Abstract

A general method for the detection and characterization of an mRNA using an oligodeoxynucleotide probe is described. The results presented indicate that a G-dT or a dG-U base pair within a short DNA-RNA hybrid does not significantly reduce the stability of the hybrid. On this basis, we propose that 11 amino acids, including Trp and Met, can be used in selecting a peptide sequence suitable for use in designing an oligodeoxynucleotide probe complementary to a given mRNA. To test this hypothesis, we have synthesized an oligodeoxynucleotide (oligo II) complementary to the region of gastrin mRNA coding for Trp-Met-Asp-Phe and have compared its effectiveness as a hybridization probe and as a primer for the synthesis of gastrin-specific cDNA with another oligonucleotide (oligo I) complementary to the region of gastrin mRNA coding for Trp-Met-Glu-Glu. Unlike oligo I, oligo II functions as a primer in specific cDNA synthesis only when the mRNA is denatured prior to initiation of synthesis.
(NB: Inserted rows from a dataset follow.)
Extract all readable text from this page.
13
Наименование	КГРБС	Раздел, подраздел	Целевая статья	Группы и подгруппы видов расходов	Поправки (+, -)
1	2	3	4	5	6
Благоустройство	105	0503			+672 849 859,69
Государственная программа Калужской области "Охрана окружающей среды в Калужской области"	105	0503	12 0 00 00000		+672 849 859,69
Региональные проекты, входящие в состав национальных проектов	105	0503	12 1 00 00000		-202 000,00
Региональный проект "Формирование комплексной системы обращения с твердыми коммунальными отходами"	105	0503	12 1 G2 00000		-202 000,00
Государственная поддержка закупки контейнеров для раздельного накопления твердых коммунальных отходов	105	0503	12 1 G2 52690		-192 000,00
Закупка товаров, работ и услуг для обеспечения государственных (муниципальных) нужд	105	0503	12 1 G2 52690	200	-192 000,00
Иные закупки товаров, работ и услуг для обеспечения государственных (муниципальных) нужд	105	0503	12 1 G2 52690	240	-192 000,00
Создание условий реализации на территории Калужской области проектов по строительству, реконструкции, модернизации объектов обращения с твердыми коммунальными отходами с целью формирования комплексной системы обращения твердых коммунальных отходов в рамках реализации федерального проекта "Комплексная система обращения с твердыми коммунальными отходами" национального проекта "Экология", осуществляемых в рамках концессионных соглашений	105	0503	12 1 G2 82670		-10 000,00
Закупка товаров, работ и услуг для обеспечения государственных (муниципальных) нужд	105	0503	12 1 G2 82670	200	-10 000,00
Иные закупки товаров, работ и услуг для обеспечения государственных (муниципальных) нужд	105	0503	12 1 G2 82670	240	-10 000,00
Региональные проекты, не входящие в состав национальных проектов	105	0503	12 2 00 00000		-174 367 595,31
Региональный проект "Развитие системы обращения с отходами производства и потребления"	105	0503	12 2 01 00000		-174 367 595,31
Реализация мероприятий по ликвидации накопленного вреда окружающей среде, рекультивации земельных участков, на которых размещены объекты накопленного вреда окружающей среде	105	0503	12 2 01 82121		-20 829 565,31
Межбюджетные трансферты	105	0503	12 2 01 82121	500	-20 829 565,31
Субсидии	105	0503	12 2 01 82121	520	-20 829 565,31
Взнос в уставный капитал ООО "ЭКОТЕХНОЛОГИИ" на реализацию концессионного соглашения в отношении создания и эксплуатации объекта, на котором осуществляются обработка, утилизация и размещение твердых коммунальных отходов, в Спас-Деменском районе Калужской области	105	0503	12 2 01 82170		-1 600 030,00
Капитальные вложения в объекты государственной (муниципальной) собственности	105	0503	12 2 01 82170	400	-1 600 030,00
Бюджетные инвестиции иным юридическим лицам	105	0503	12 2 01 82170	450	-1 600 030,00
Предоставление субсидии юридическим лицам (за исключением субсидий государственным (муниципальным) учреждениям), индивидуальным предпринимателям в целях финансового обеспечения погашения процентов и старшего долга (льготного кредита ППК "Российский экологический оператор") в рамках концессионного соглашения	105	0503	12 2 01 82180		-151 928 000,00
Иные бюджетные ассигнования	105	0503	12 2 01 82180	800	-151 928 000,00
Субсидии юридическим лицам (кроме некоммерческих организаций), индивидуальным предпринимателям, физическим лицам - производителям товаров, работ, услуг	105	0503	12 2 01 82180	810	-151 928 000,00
Similarly, oligo II can be used as a specific hybridization probe for gastrin mRNA only when the RNA is denatured and partially cleaved with NaOH before hybridization. A simple procedure for denaturing gastrin mRNA to ensure efficient interaction with oligodeoxynucleotide probes is described. This procedure should be useful in studies with other oligonucleotides and mRNAs as well.